Aunque cada historia es única, hay un patrón que se repite con frecuencia: la edad. Foto: Especial
Cada vez son más los padres que expresan una preocupación creciente: sus hijos adolescentes ya no quieren ir a Misa. Lo que antes era una costumbre familiar se convierte en motivo de discusión o tristeza, generando preguntas profundas sobre la fe, la educación religiosa y la relación con Dios.
“La relación con Dios es un vínculo con una persona viva, y como toda relación auténtica, puede atravesar momentos de crisis, de prueba o de redescubrimiento”, señala el diácono transitorio y futuro presbítero Santiago Adame Alemán, miembro de los Cruzados de Cristo Rey y colaborador en la parroquia Santa María de Guadalupe Capuchinas, quien ha acompañado a adolescentes y jóvenes en su camino de fe.
Aunque cada historia es única, hay un patrón que se repite con frecuencia: la edad. Desde su experiencia, esta situación suele presentarse entre los 13 y 17 años y, en muchos casos, obedece más a una etapa de búsqueda personal que a un rechazo definitivo de la fe. Ante este escenario, el sacerdote comparte una serie de consejos para acompañar con esperanza este tiempo de prueba.
Para el diácono Santiago, los jóvenes valoran sobre todo la autenticidad. Si en casa ven una fe vivida con coherencia, aunque imperfecta, se sienten atraídos. Pero si perciben una religiosidad impuesta, ritualista o desconectada del amor cotidiano, eso genera rechazo.
“Si el testimonio de los padres muestra una relación sincera con Dios, los hijos lo notan. Pero si ven que sus padres van a Misa por compromiso y luego se tratan mal entre ellos o se alejan emocionalmente de sus hijos, eso también deja huella negativa”, advierte.
El el futuro sacerdote recomienda no reaccionar con enojo ni imponer de inmediato. Propone que los padres busquen otro momento, fuera del horario de Misa, para dialogar con calma y preguntar con apertura qué hay detrás del rechazo.
Si la razón es simple flojera, puede afrontarse con firmeza y motivación. Pero si se trata de una crisis de fe, lo mejor es acompañar, escuchar y buscar formas creativas de invitar sin presionar, por ejemplo, combinando la Misa con una comida familiar o mostrando interés genuino por sus inquietudes.
“Los padres deben tener claro hasta dónde llega su autoridad. Pueden poner medios, pero no pueden forzar la conciencia de sus hijos. Ni siquiera Dios obliga a amarle”, detalla el diácono transitorio.

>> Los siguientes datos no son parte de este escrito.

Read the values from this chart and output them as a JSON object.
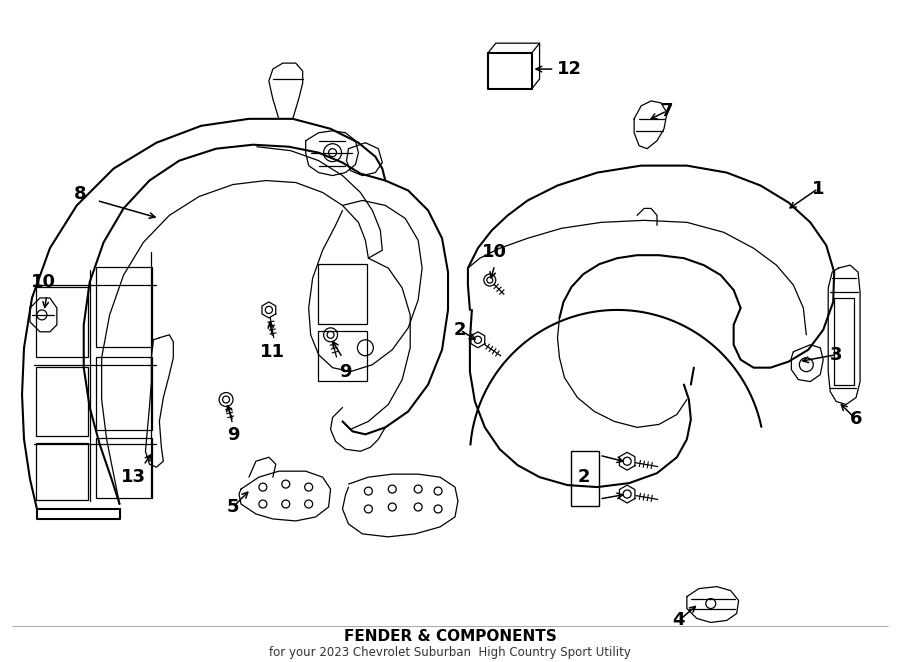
{
  "title": "FENDER & COMPONENTS",
  "subtitle": "for your 2023 Chevrolet Suburban  High Country Sport Utility",
  "bg_color": "#ffffff",
  "line_color": "#000000",
  "figsize": [
    9.0,
    6.62
  ],
  "dpi": 100,
  "label_fontsize": 13,
  "label_color": "#000000",
  "lw_main": 1.5,
  "lw_thin": 0.9,
  "lw_label": 1.1
}
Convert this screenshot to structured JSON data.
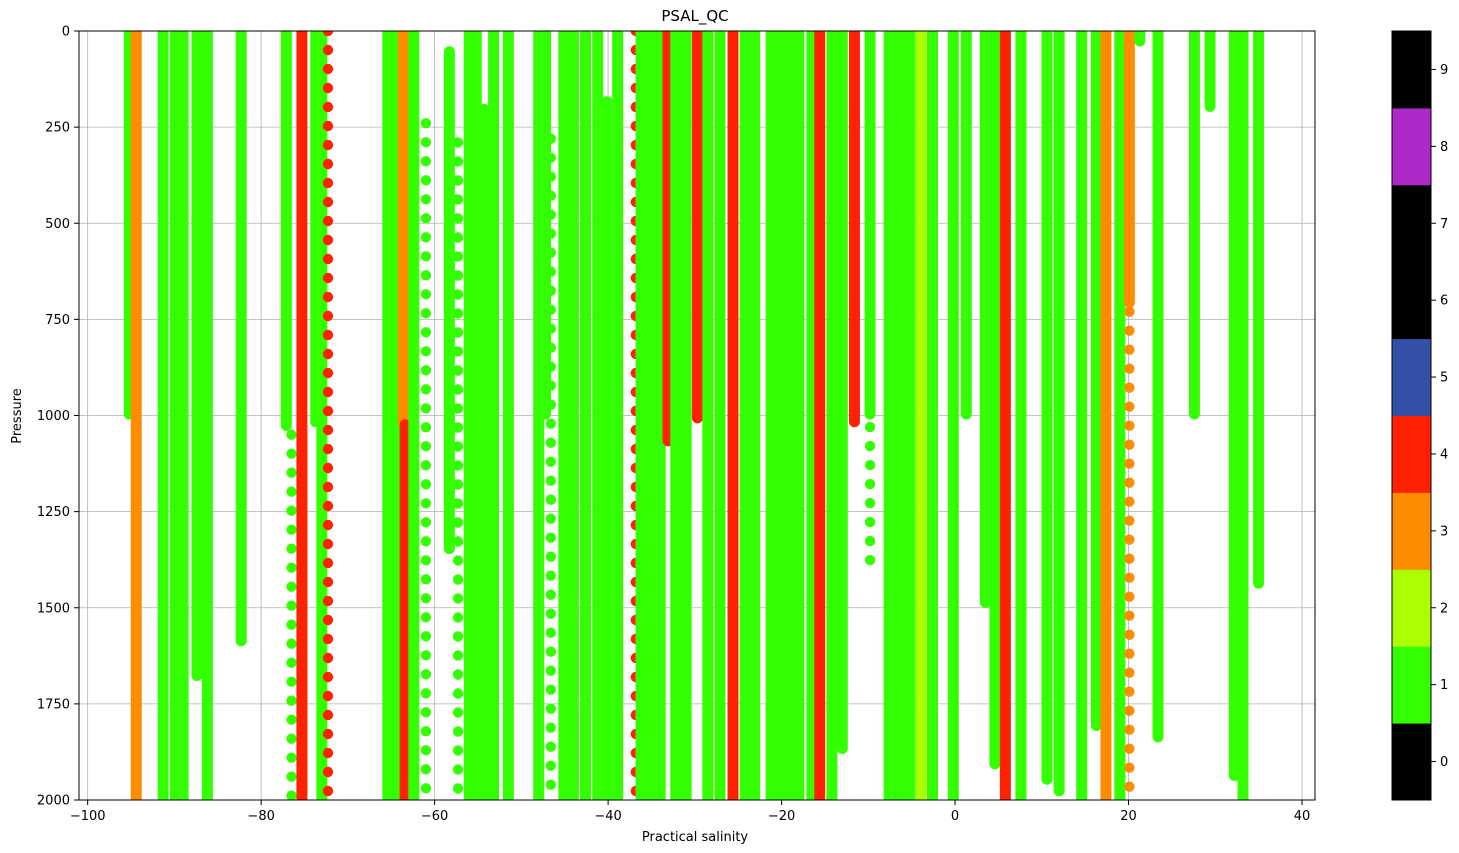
{
  "chart_data": {
    "type": "scatter",
    "title": "PSAL_QC",
    "xlabel": "Practical salinity",
    "ylabel": "Pressure",
    "xlim": [
      -101,
      41.5
    ],
    "ylim": [
      2000,
      0
    ],
    "y_inverted": true,
    "grid": true,
    "xticks": [
      -100,
      -80,
      -60,
      -40,
      -20,
      0,
      20,
      40
    ],
    "xtick_labels": [
      "−100",
      "−80",
      "−60",
      "−40",
      "−20",
      "0",
      "20",
      "40"
    ],
    "yticks": [
      0,
      250,
      500,
      750,
      1000,
      1250,
      1500,
      1750,
      2000
    ],
    "ytick_labels": [
      "0",
      "250",
      "500",
      "750",
      "1000",
      "1250",
      "1500",
      "1750",
      "2000"
    ],
    "colorbar": {
      "ticks": [
        0,
        1,
        2,
        3,
        4,
        5,
        6,
        7,
        8,
        9
      ],
      "tick_labels": [
        "0",
        "1",
        "2",
        "3",
        "4",
        "5",
        "6",
        "7",
        "8",
        "9"
      ],
      "colors": [
        "#000000",
        "#33ff00",
        "#aaff00",
        "#ff8c00",
        "#ff2200",
        "#334fa8",
        "#000000",
        "#000000",
        "#ae2ac8",
        "#000000"
      ]
    },
    "profiles": [
      {
        "x": -95.2,
        "p0": 0,
        "p1": 1000,
        "qc": 1,
        "style": "solid"
      },
      {
        "x": -94.4,
        "p0": 0,
        "p1": 2000,
        "qc": 3,
        "style": "solid"
      },
      {
        "x": -91.3,
        "p0": 0,
        "p1": 2000,
        "qc": 1,
        "style": "solid"
      },
      {
        "x": -89.9,
        "p0": 0,
        "p1": 2000,
        "qc": 1,
        "style": "solid"
      },
      {
        "x": -89.0,
        "p0": 0,
        "p1": 2000,
        "qc": 1,
        "style": "solid"
      },
      {
        "x": -87.4,
        "p0": 0,
        "p1": 1680,
        "qc": 1,
        "style": "solid"
      },
      {
        "x": -86.2,
        "p0": 0,
        "p1": 2000,
        "qc": 1,
        "style": "solid"
      },
      {
        "x": -82.3,
        "p0": 0,
        "p1": 1590,
        "qc": 1,
        "style": "solid"
      },
      {
        "x": -77.1,
        "p0": 0,
        "p1": 1030,
        "qc": 1,
        "style": "solid"
      },
      {
        "x": -76.5,
        "p0": 1050,
        "p1": 2000,
        "qc": 1,
        "style": "dotted"
      },
      {
        "x": -75.3,
        "p0": 0,
        "p1": 2000,
        "qc": 4,
        "style": "solid"
      },
      {
        "x": -73.7,
        "p0": 0,
        "p1": 1020,
        "qc": 1,
        "style": "solid"
      },
      {
        "x": -73.0,
        "p0": 0,
        "p1": 2000,
        "qc": 1,
        "style": "solid"
      },
      {
        "x": -72.3,
        "p0": 0,
        "p1": 2000,
        "qc": 4,
        "style": "dotted"
      },
      {
        "x": -65.4,
        "p0": 0,
        "p1": 2000,
        "qc": 1,
        "style": "solid"
      },
      {
        "x": -64.2,
        "p0": 0,
        "p1": 2000,
        "qc": 1,
        "style": "solid"
      },
      {
        "x": -63.6,
        "p0": 0,
        "p1": 1020,
        "qc": 3,
        "style": "solid"
      },
      {
        "x": -63.4,
        "p0": 1020,
        "p1": 2000,
        "qc": 4,
        "style": "solid"
      },
      {
        "x": -62.4,
        "p0": 0,
        "p1": 2000,
        "qc": 1,
        "style": "solid"
      },
      {
        "x": -61.0,
        "p0": 240,
        "p1": 2000,
        "qc": 1,
        "style": "dotted"
      },
      {
        "x": -58.3,
        "p0": 50,
        "p1": 1350,
        "qc": 1,
        "style": "solid"
      },
      {
        "x": -57.3,
        "p0": 290,
        "p1": 2000,
        "qc": 1,
        "style": "dotted"
      },
      {
        "x": -56.0,
        "p0": 0,
        "p1": 2000,
        "qc": 1,
        "style": "solid"
      },
      {
        "x": -55.2,
        "p0": 0,
        "p1": 2000,
        "qc": 1,
        "style": "solid"
      },
      {
        "x": -54.3,
        "p0": 200,
        "p1": 2000,
        "qc": 1,
        "style": "solid"
      },
      {
        "x": -53.2,
        "p0": 0,
        "p1": 2000,
        "qc": 1,
        "style": "solid"
      },
      {
        "x": -51.5,
        "p0": 0,
        "p1": 2000,
        "qc": 1,
        "style": "solid"
      },
      {
        "x": -48.0,
        "p0": 0,
        "p1": 2000,
        "qc": 1,
        "style": "solid"
      },
      {
        "x": -47.2,
        "p0": 0,
        "p1": 1000,
        "qc": 1,
        "style": "solid"
      },
      {
        "x": -46.6,
        "p0": 280,
        "p1": 2000,
        "qc": 1,
        "style": "dotted"
      },
      {
        "x": -45.1,
        "p0": 0,
        "p1": 2000,
        "qc": 1,
        "style": "solid"
      },
      {
        "x": -44.0,
        "p0": 0,
        "p1": 2000,
        "qc": 1,
        "style": "solid"
      },
      {
        "x": -42.6,
        "p0": 0,
        "p1": 2000,
        "qc": 1,
        "style": "solid"
      },
      {
        "x": -41.2,
        "p0": 0,
        "p1": 2000,
        "qc": 1,
        "style": "solid"
      },
      {
        "x": -40.1,
        "p0": 180,
        "p1": 2000,
        "qc": 1,
        "style": "solid"
      },
      {
        "x": -38.9,
        "p0": 0,
        "p1": 2000,
        "qc": 1,
        "style": "solid"
      },
      {
        "x": -36.8,
        "p0": 0,
        "p1": 2000,
        "qc": 4,
        "style": "dotted"
      },
      {
        "x": -36.2,
        "p0": 0,
        "p1": 2000,
        "qc": 1,
        "style": "solid"
      },
      {
        "x": -35.0,
        "p0": 0,
        "p1": 2000,
        "qc": 1,
        "style": "solid"
      },
      {
        "x": -34.0,
        "p0": 0,
        "p1": 2000,
        "qc": 1,
        "style": "solid"
      },
      {
        "x": -33.1,
        "p0": 0,
        "p1": 1070,
        "qc": 4,
        "style": "solid"
      },
      {
        "x": -32.2,
        "p0": 0,
        "p1": 2000,
        "qc": 1,
        "style": "solid"
      },
      {
        "x": -31.0,
        "p0": 0,
        "p1": 2000,
        "qc": 1,
        "style": "solid"
      },
      {
        "x": -29.7,
        "p0": 0,
        "p1": 1010,
        "qc": 4,
        "style": "solid"
      },
      {
        "x": -28.5,
        "p0": 0,
        "p1": 2000,
        "qc": 1,
        "style": "solid"
      },
      {
        "x": -27.1,
        "p0": 0,
        "p1": 2000,
        "qc": 1,
        "style": "solid"
      },
      {
        "x": -25.6,
        "p0": 0,
        "p1": 2000,
        "qc": 4,
        "style": "solid"
      },
      {
        "x": -24.2,
        "p0": 0,
        "p1": 2000,
        "qc": 1,
        "style": "solid"
      },
      {
        "x": -23.1,
        "p0": 0,
        "p1": 2000,
        "qc": 1,
        "style": "solid"
      },
      {
        "x": -21.2,
        "p0": 0,
        "p1": 2000,
        "qc": 1,
        "style": "solid"
      },
      {
        "x": -20.2,
        "p0": 0,
        "p1": 2000,
        "qc": 1,
        "style": "solid"
      },
      {
        "x": -19.2,
        "p0": 0,
        "p1": 2000,
        "qc": 1,
        "style": "solid"
      },
      {
        "x": -18.0,
        "p0": 0,
        "p1": 2000,
        "qc": 1,
        "style": "solid"
      },
      {
        "x": -16.5,
        "p0": 0,
        "p1": 2000,
        "qc": 1,
        "style": "solid"
      },
      {
        "x": -15.6,
        "p0": 0,
        "p1": 2000,
        "qc": 4,
        "style": "solid"
      },
      {
        "x": -14.2,
        "p0": 0,
        "p1": 2000,
        "qc": 1,
        "style": "solid"
      },
      {
        "x": -13.0,
        "p0": 0,
        "p1": 1870,
        "qc": 1,
        "style": "solid"
      },
      {
        "x": -11.6,
        "p0": 0,
        "p1": 1020,
        "qc": 4,
        "style": "solid"
      },
      {
        "x": -9.8,
        "p0": 0,
        "p1": 1000,
        "qc": 1,
        "style": "solid"
      },
      {
        "x": -9.8,
        "p0": 1030,
        "p1": 1390,
        "qc": 1,
        "style": "dotted"
      },
      {
        "x": -7.6,
        "p0": 0,
        "p1": 2000,
        "qc": 1,
        "style": "solid"
      },
      {
        "x": -6.4,
        "p0": 0,
        "p1": 2000,
        "qc": 1,
        "style": "solid"
      },
      {
        "x": -5.2,
        "p0": 0,
        "p1": 2000,
        "qc": 1,
        "style": "solid"
      },
      {
        "x": -3.9,
        "p0": 0,
        "p1": 2000,
        "qc": 2,
        "style": "solid"
      },
      {
        "x": -2.6,
        "p0": 0,
        "p1": 2000,
        "qc": 1,
        "style": "solid"
      },
      {
        "x": -0.2,
        "p0": 0,
        "p1": 2000,
        "qc": 1,
        "style": "solid"
      },
      {
        "x": 1.3,
        "p0": 0,
        "p1": 1000,
        "qc": 1,
        "style": "solid"
      },
      {
        "x": 3.5,
        "p0": 0,
        "p1": 1490,
        "qc": 1,
        "style": "solid"
      },
      {
        "x": 4.6,
        "p0": 0,
        "p1": 1910,
        "qc": 1,
        "style": "solid"
      },
      {
        "x": 5.8,
        "p0": 0,
        "p1": 2000,
        "qc": 4,
        "style": "solid"
      },
      {
        "x": 7.6,
        "p0": 0,
        "p1": 2000,
        "qc": 1,
        "style": "solid"
      },
      {
        "x": 10.6,
        "p0": 0,
        "p1": 1950,
        "qc": 1,
        "style": "solid"
      },
      {
        "x": 12.0,
        "p0": 0,
        "p1": 1980,
        "qc": 1,
        "style": "solid"
      },
      {
        "x": 14.6,
        "p0": 0,
        "p1": 2000,
        "qc": 1,
        "style": "solid"
      },
      {
        "x": 16.3,
        "p0": 0,
        "p1": 1810,
        "qc": 1,
        "style": "solid"
      },
      {
        "x": 17.4,
        "p0": 0,
        "p1": 2000,
        "qc": 3,
        "style": "solid"
      },
      {
        "x": 19.0,
        "p0": 0,
        "p1": 2000,
        "qc": 1,
        "style": "solid"
      },
      {
        "x": 20.1,
        "p0": 0,
        "p1": 710,
        "qc": 3,
        "style": "solid"
      },
      {
        "x": 20.1,
        "p0": 730,
        "p1": 2000,
        "qc": 3,
        "style": "dotted"
      },
      {
        "x": 21.3,
        "p0": 0,
        "p1": 30,
        "qc": 1,
        "style": "solid"
      },
      {
        "x": 23.4,
        "p0": 0,
        "p1": 1840,
        "qc": 1,
        "style": "solid"
      },
      {
        "x": 27.6,
        "p0": 0,
        "p1": 1000,
        "qc": 1,
        "style": "solid"
      },
      {
        "x": 29.4,
        "p0": 0,
        "p1": 200,
        "qc": 1,
        "style": "solid"
      },
      {
        "x": 32.2,
        "p0": 0,
        "p1": 1940,
        "qc": 1,
        "style": "solid"
      },
      {
        "x": 33.2,
        "p0": 0,
        "p1": 2000,
        "qc": 1,
        "style": "solid"
      },
      {
        "x": 35.0,
        "p0": 0,
        "p1": 1440,
        "qc": 1,
        "style": "solid"
      }
    ]
  }
}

Esto implica respetar los procesos, sin renunciar al acompañamiento. Un padre puede seguir proponiendo, creando espacios de diálogo, y sobre todo, amando con constancia.
El sacerdote insiste en que la Misa puede dejar de ser vista como una carga cuando se comprende a quién se va a encontrar: Jesucristo. Si los padres viven la Misa con pasión, la comparten en conversaciones cotidianas, comentan el Evangelio o involucran a sus hijos en el servicio, la Misa deja de ser una obligación y se convierte en una experiencia viva.
De acuerdo con su experiencia, Adame Alemán asegura que los grupos parroquiales, encuentros juveniles y actividades misioneras pueden ser clave para que los adolescentes descubran que la fe también se vive con alegría entre iguales. “El joven evangeliza al joven, dijo el Papa Francisco. Si encuentran a otros que viven su fe con autenticidad, eso también los mueve a cuestionarse”.
“En esta carrera del amor, gana quien ama más y por más tiempo”, afirma. Aún cuando los padres sientan que sus esfuerzos no dan fruto, el amor perseverante transforma. Muchos jóvenes, tras una etapa de lejanía, vuelven con una fe más madura. El futuro sacerdote lo ha visto en su acompañamiento pastoral: quienes se reencuentran con Dios después de una crisis suelen comprometerse con mayor convicción.
Asegura que la crisis de un hijo puede ser también una oportunidad para que la familia profundice su propia fe. “A veces los padres también redescubren su relación con Dios a partir de las dudas de sus hijos”, concluye.